I hooked up with my first girl in January.
It was everything I expected it to be: awkward, exciting, fun. It was a one-time thing, because, to put it simply, she was too clingy, bro.
I’ve had my share of FWB relationships, so I walked into this experience with a certain mentality. Even with the clearest of minds, there are still shitty things I’ve dealt with from FWB situations. He doesn’t call the next day. He doesn’t text you back. He doesn’t seem to care.
I’ve always been “the girl” in these kinds of relationships, but with this chick, it was the first time I had ever felt like “the guy” because I had all the power. It was an eye-opener. It made me realize all the things I, and many of my friends that are girls, had done wrong with guys in the past.
Oh, and just a note: while I’m speaking from a woman’s perspective, all of these things are applicable for men, too.
Here’s what I learned:
5. Don’t take not cuddling personal.
If I like like you, I want to cuddle. If we’re just hooking up, I don’t want to cuddle. Period.
As soon as the girl and I were finished, I laid there with her for a little having the normal pillow talk, but I didn’t want to hold her at all. It felt too emotional to do that.
I used to feel hurt when a guy wasn’t all touchy feel-y after sex. What I didn’t realize at the time was sometimes sex is just sex. It doesn’t mean they don’t respect you; it just means there’s no emotional aspect beyond the physical attention.

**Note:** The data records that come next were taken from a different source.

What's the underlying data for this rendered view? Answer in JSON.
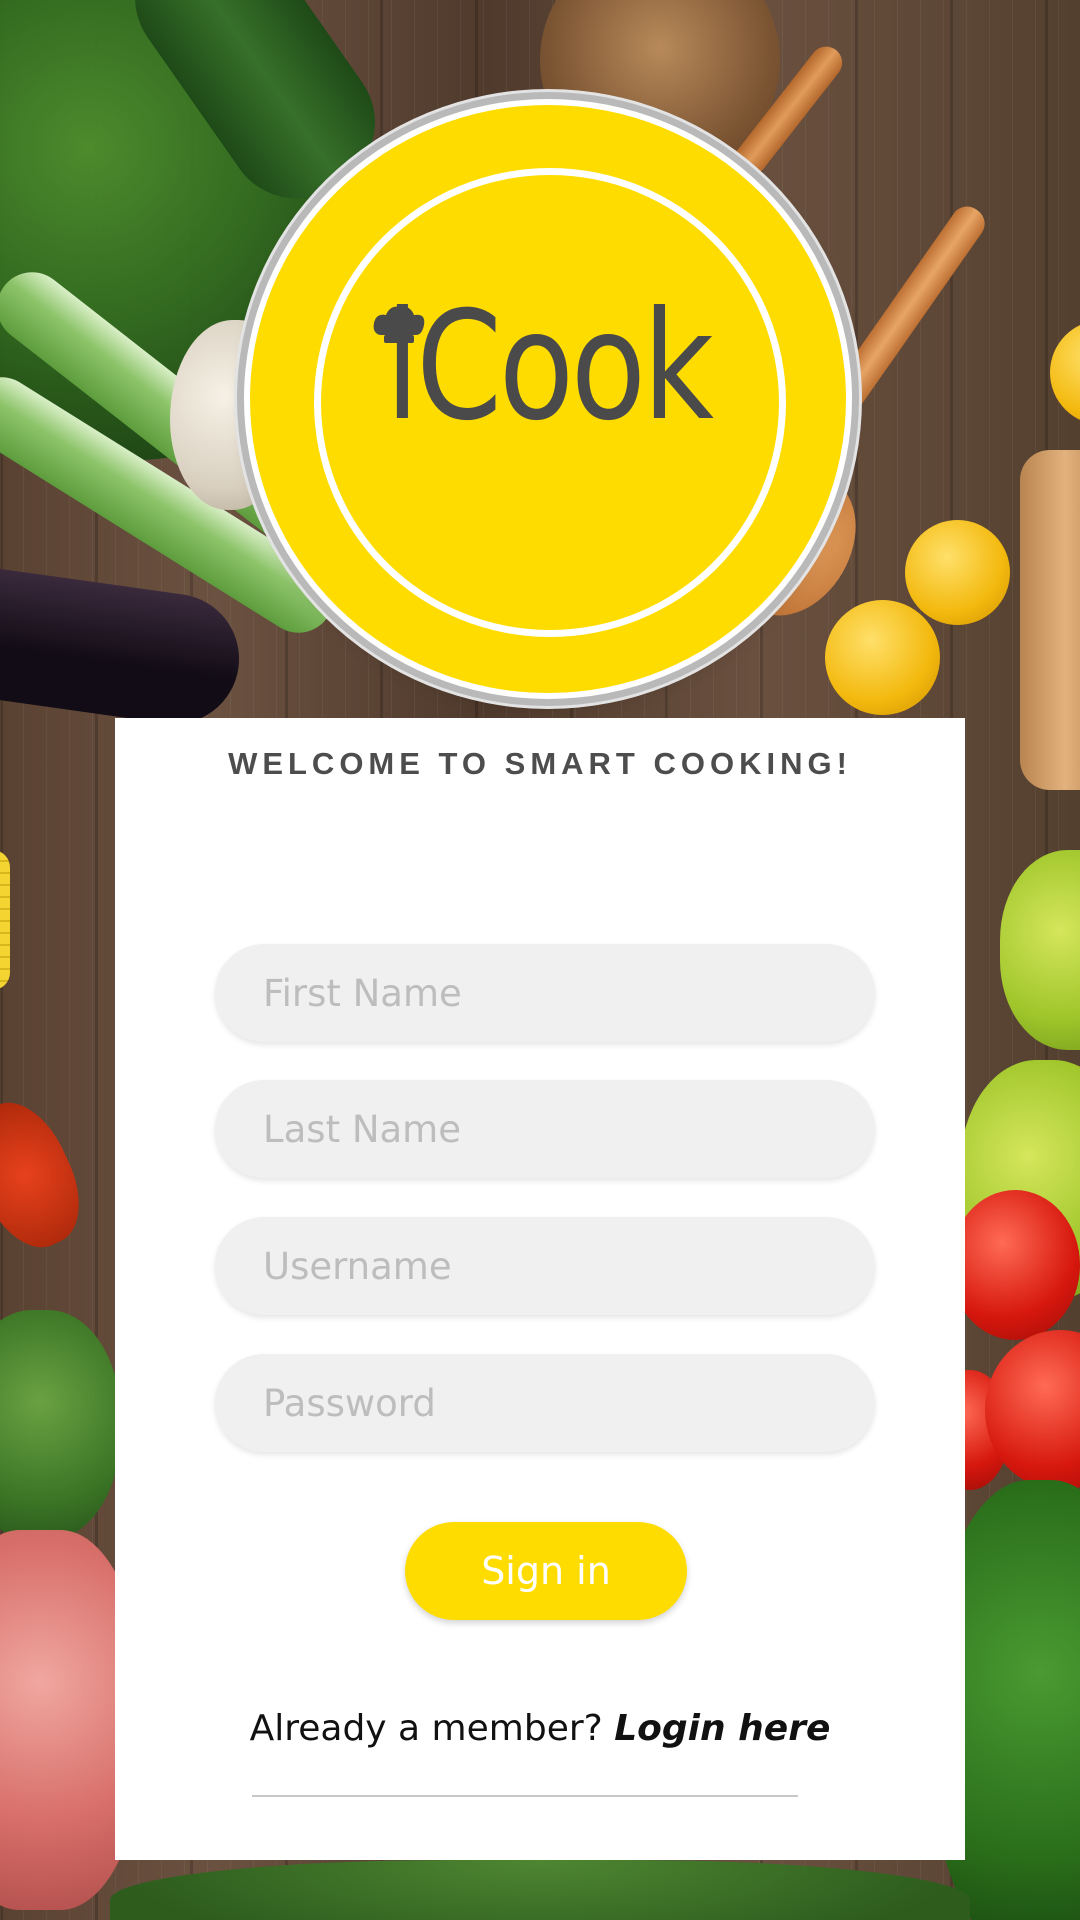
{
  "app": {
    "logo_text": "iCook"
  },
  "form": {
    "welcome": "WELCOME TO SMART COOKING!",
    "first_name_placeholder": "First Name",
    "last_name_placeholder": "Last Name",
    "username_placeholder": "Username",
    "password_placeholder": "Password",
    "signin_label": "Sign in",
    "member_prompt": "Already a member? ",
    "login_link": "Login here"
  },
  "colors": {
    "accent": "#ffdc00",
    "card": "#ffffff",
    "field_bg": "#f0f0f0",
    "placeholder": "#bdbdbd"
  }
}
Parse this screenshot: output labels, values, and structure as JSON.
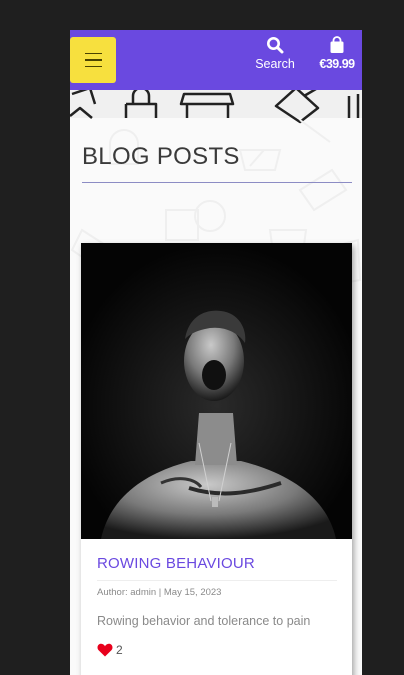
{
  "navbar": {
    "search_label": "Search",
    "cart_total": "€39.99",
    "bg_color": "#6a49e0",
    "menu_color": "#f7e03e"
  },
  "page": {
    "title": "BLOG POSTS"
  },
  "post": {
    "title": "ROWING BEHAVIOUR",
    "meta": "Author: admin | May 15, 2023",
    "excerpt": "Rowing behavior and tolerance to pain",
    "likes": "2",
    "like_icon": "heart-icon"
  }
}
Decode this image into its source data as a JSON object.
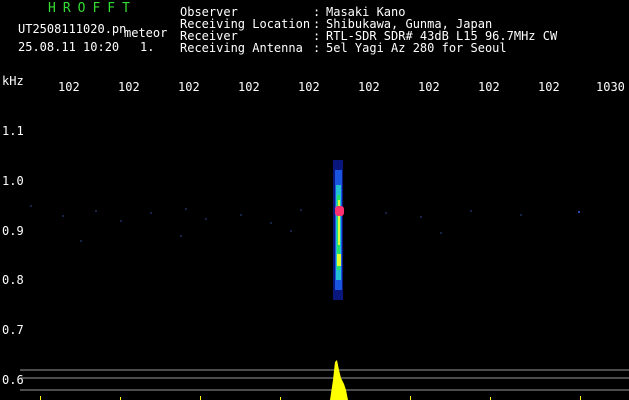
{
  "header": {
    "brand": "HROFFT",
    "filename": "UT2508111020.pn",
    "type": "meteor",
    "datetime": "25.08.11 10:20",
    "count": "1.",
    "fields": [
      {
        "label": "Observer",
        "value": "Masaki Kano"
      },
      {
        "label": "Receiving Location",
        "value": "Shibukawa, Gunma, Japan"
      },
      {
        "label": "Receiver",
        "value": "RTL-SDR SDR# 43dB L15 96.7MHz CW"
      },
      {
        "label": "Receiving Antenna",
        "value": "5el Yagi Az 280 for Seoul"
      }
    ]
  },
  "axes": {
    "unit": "kHz",
    "top_ticks": [
      "102",
      "102",
      "102",
      "102",
      "102",
      "102",
      "102",
      "102",
      "102",
      "1030"
    ],
    "left_ticks": [
      "1.1",
      "1.0",
      "0.9",
      "0.8",
      "0.7",
      "0.6"
    ]
  },
  "colors": {
    "background": "#000000",
    "text": "#ffffff",
    "brand": "#33dd33",
    "spectrum": "#ffff00",
    "grid": "#888888"
  }
}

4. Sometimes, you can come off as pushy af.
I had to leave right after we were done because it was a weeknight. Nothing personal to her, but I had work in the morning. Not even 15 minutes after I left her place, she texted me. “I had a lot of fun tonight. When can we get together again?” First mistake.
Girl, I just saw you. I need time to process everything. You asking me when we’re hanging out makes me feel pressured. It also makes you seem a little desperate. No one likes anyone who is too available.
I can’t tell you how many times I’ve done this exact thing to a guy. It always is a dumb decision.
Waiting to text a guy after you’ve hooked up is the hardest thing to do. But trust me, it’s worth the wait.
3. Guys don’t care about your life, but they do care about you.
One thing I noticed about this girl is that she actually liked to have a conversation. Fwb guys come over, get to business and leave. It was a nice change to actually get to know someone more with this girl, but please don’t tell me about your day in detail. I respect you as a human being, but I just don’t care about your day-to-day life.
As a hook-up buddy, there are certain boundaries you need to have to keep things from getting too personal. If I know the first names of all the people in your life, it’s getting a little too close for comfort.
It’s possible for a guy not to be too close but still care about and respect you as an equal. Distance is a safety precaution.
2. Sometimes, the honest answer really is “I don’t know.”
The girl kept pressuring me a few weeks after about when we were going to hang out again. She kept wanting to know why I was being hesitate and whether or not I wanted to see her again.
I wasn’t sure how I felt, so I told her exactly how it was — I don’t know.
It’s always been hard for me to accept an, “I don’t know,” from a guy because I feel like it normally leans toward a yes or no. Reality is that, “I don’t know,” is a real place to be. Accept it as a thing because it is, ladies (and gentlemen).
1. No one wants to be the bad guy.
No one wants to be remembered as the asshole. No matter how uncomfortable things eventually got between the girl and I, I wanted to make sure I was being honest with her.
There was a few times she texted me that I didn’t text back. I wasn’t trying to be mean, I just didn’t know what to say.
A month or two later, she reached out to me again. She started the conversation normally and then got to the point, “Why didn’t we hang out again?” I was upfront with her and told her pressuring me to give her an answer pushed me away completely.
If you’re having a hard time talking to a guy, don’t keep pestering him with texts, calls, Instagram likes, whatever. He remembers you exist and doesn’t need the constant reminder. The more you push to contact him, the further you’re getting from him. Sometimes when a guy doesn’t talk to you anymore, it’s not because he’s intentionally trying to be a jerk, it’s because you’ve made him feel too uncomfortable.
If and when he’s ready to talk to you, he will. If he doesn’t, give it some time and then reach out again normally. Just be prepared that you may not get your ideal response from him.